Now let’s look at Google My Business, which is the section on Google that shows local listings and a map.

  1. Only three of your dentists could use it in any given geographical area. The rest would get dumped to page 2, where basically no one goes.
  2. It’s free.
  3. You can still get leads from it, IF you are one of the top 3 listings. If not, you’ll get nothing.
  4. You pay nothing.
  5. Plenty of eyeballs.
  6. Rules on how to get your listing to the top are completely secret.
  7. How could Google care about your success when only 3 businesses can succeed in any given city.

How about Google Organic, meaning the other listings aside from the Google Ads and Google My Business listings.

  1. Any business can use it, but only those on page one will get any benefit.
  2. It’s free, but to get anywhere with it you generally have to hire a specialist/ consultant.
  3. You can get leads if you get onto page one.
  4. Pay more to the consultant if you want higher level service.
  5. Has eyeballs.
  6. Rules on how to get onto page one are hidden, and are changed every year.
  7. Google has been actively working against search engine optimization actions for 15 years, so you’ll be forced to pay for Google Ads.

Many of the big tech companies that own the most popular marketing platforms and social media sites, have made multiple decisions and changes in their operations over the past 15 years that have made it harder, or in some cases impossible, to market your company using that platform or site.

With many of the newer online marketing platforms:

  • The more businesses advertising in a given niche, the higher your costs, often driving up those costs to unviable levels.
  • Many of the platforms will only display a limited number of businesses on page one, and no one goes to page 2. Any business besides these top 3 or 4 listings are just out of luck.
  • The rules on how to get your listing to the top are not at all clear, and that’s on purpose.

It may sound like I’m just complaining about all this.

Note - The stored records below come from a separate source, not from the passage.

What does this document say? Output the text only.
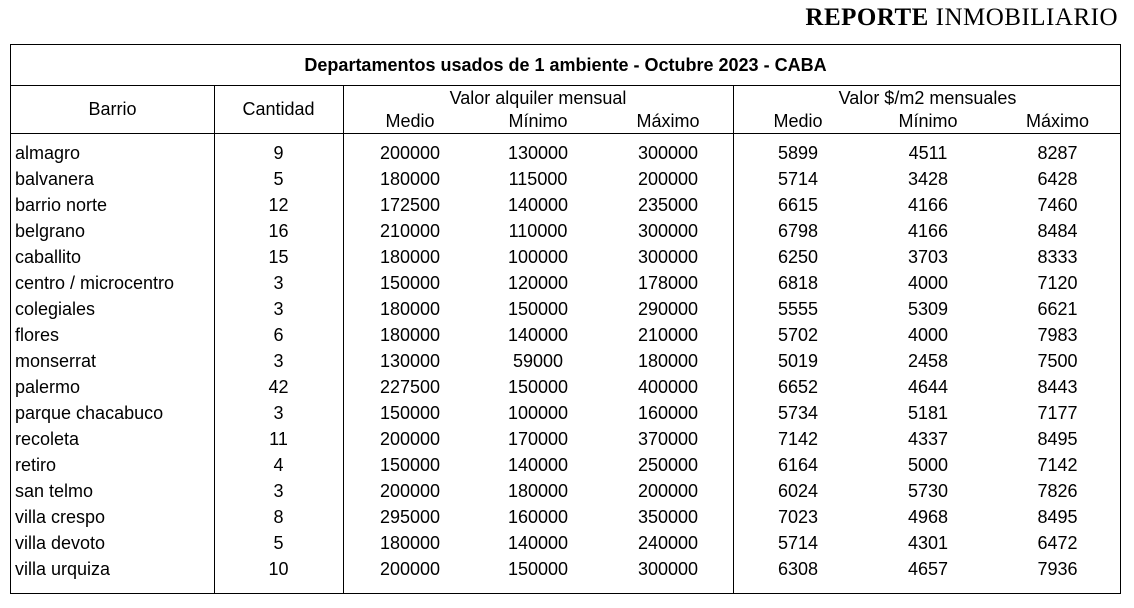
REPORTE INMOBILIARIO
Departamentos usados de 1 ambiente - Octubre 2023 - CABA
Barrio	Cantidad
Valor alquiler mensual	Valor $/m2 mensuales
Medio	Mínimo	Máximo	Medio	Mínimo	Máximo
almagro	9	200000	130000	300000	5899	4511	8287
balvanera	5	180000	115000	200000	5714	3428	6428
barrio norte	12	172500	140000	235000	6615	4166	7460
belgrano	16	210000	110000	300000	6798	4166	8484
caballito	15	180000	100000	300000	6250	3703	8333
centro / microcentro	3	150000	120000	178000	6818	4000	7120
colegiales	3	180000	150000	290000	5555	5309	6621
flores	6	180000	140000	210000	5702	4000	7983
monserrat	3	130000	59000	180000	5019	2458	7500
palermo	42	227500	150000	400000	6652	4644	8443
parque chacabuco	3	150000	100000	160000	5734	5181	7177
recoleta	11	200000	170000	370000	7142	4337	8495
retiro	4	150000	140000	250000	6164	5000	7142
san telmo	3	200000	180000	200000	6024	5730	7826
villa crespo	8	295000	160000	350000	7023	4968	8495
villa devoto	5	180000	140000	240000	5714	4301	6472
villa urquiza	10	200000	150000	300000	6308	4657	7936
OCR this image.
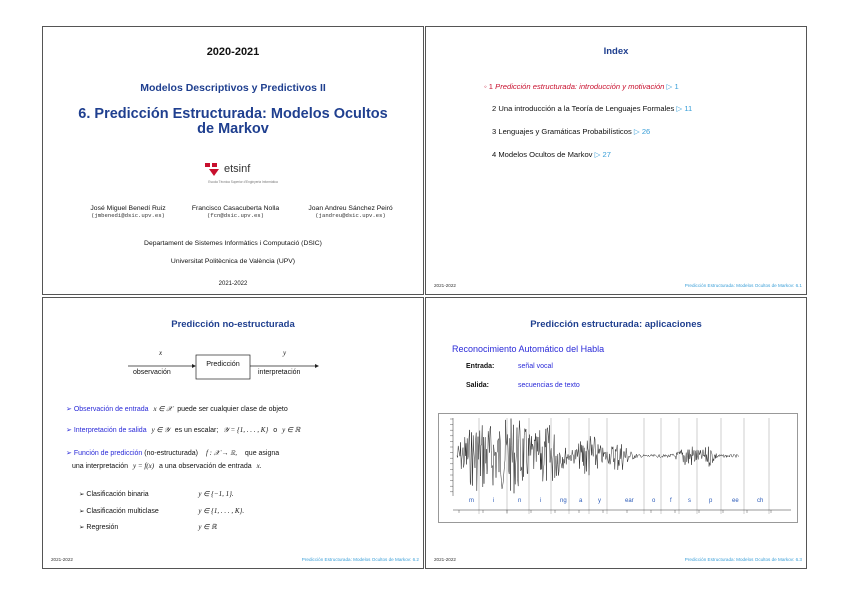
2020-2021
Modelos Descriptivos y Predictivos II
6. Predicción Estructurada: Modelos Ocultos
de Markov
etsinf
Escola Tècnica Superior d'Enginyeria Informàtica
José Miguel Benedí Ruiz
(jmbenedi@dsic.upv.es)
Francisco Casacuberta Nolla
(fcn@dsic.upv.es)
Joan Andreu Sánchez Peiró
(jandreu@dsic.upv.es)
Departament de Sistemes Informàtics i Computació (DSIC)
Universitat Politècnica de València (UPV)
2021-2022
Index
◦ 1 Predicción estructurada: introducción y motivación ▷ 1
2 Una introducción a la Teoría de Lenguajes Formales ▷ 11
3 Lenguajes y Gramáticas Probabilísticos ▷ 26
4 Modelos Ocultos de Markov ▷ 27
2021-2022	Predicción Estructurada: Modelos Ocultos de Markov: 6.1
Predicción no-estructurada
x
Predicción
y
observación	interpretación
➢ Observación de entrada x ∈ 𝒳 puede ser cualquier clase de objeto
➢ Interpretación de salida y ∈ 𝒴 es un escalar; 𝒴 = {1, . . . , K} o y ∈ ℝ
➢ Función de predicción (no-estructurada) f : 𝒳 → ℝ, que asigna
una interpretación y = f(x) a una observación de entrada x.
➢ Clasificación binaria	y ∈ {−1, 1}.
➢ Clasificación multiclase	y ∈ {1, . . . , K}.
➢ Regresión	y ∈ ℝ
2021-2022	Predicción Estructurada: Modelos Ocultos de Markov: 6.2
Predicción estructurada: aplicaciones
Reconocimiento Automático del Habla
Entrada:	señal vocal
Salida:	secuencias de texto
m	i	n	i	ng a	y	ear	o f	s	p	ee	ch
2021-2022	Predicción Estructurada: Modelos Ocultos de Markov: 6.3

But actually I’ve given this quite a bit of thought recently, and realized that when the Internet first started, it was a wide open communication line. But many of the big tech companies have done things and made changes, on purpose, to make it harder and exclude businesses, especially small businesses, from competing in the marketplace.

Another factor that we have seen over the last 5-10 years, that pretty much sealed it for me on what these big tech companies are all about, is the rampant censoring of political messages that aren’t the ultra-liberal line. We’re talking Google, Facebook, Twitter.

The solution as I see it for any business that needs to successfully market itself (which is every business) is to find marketing avenues and platforms that aren’t controlled by these oppressive big tech giants, and to not rely completely on these oppressive tech platforms.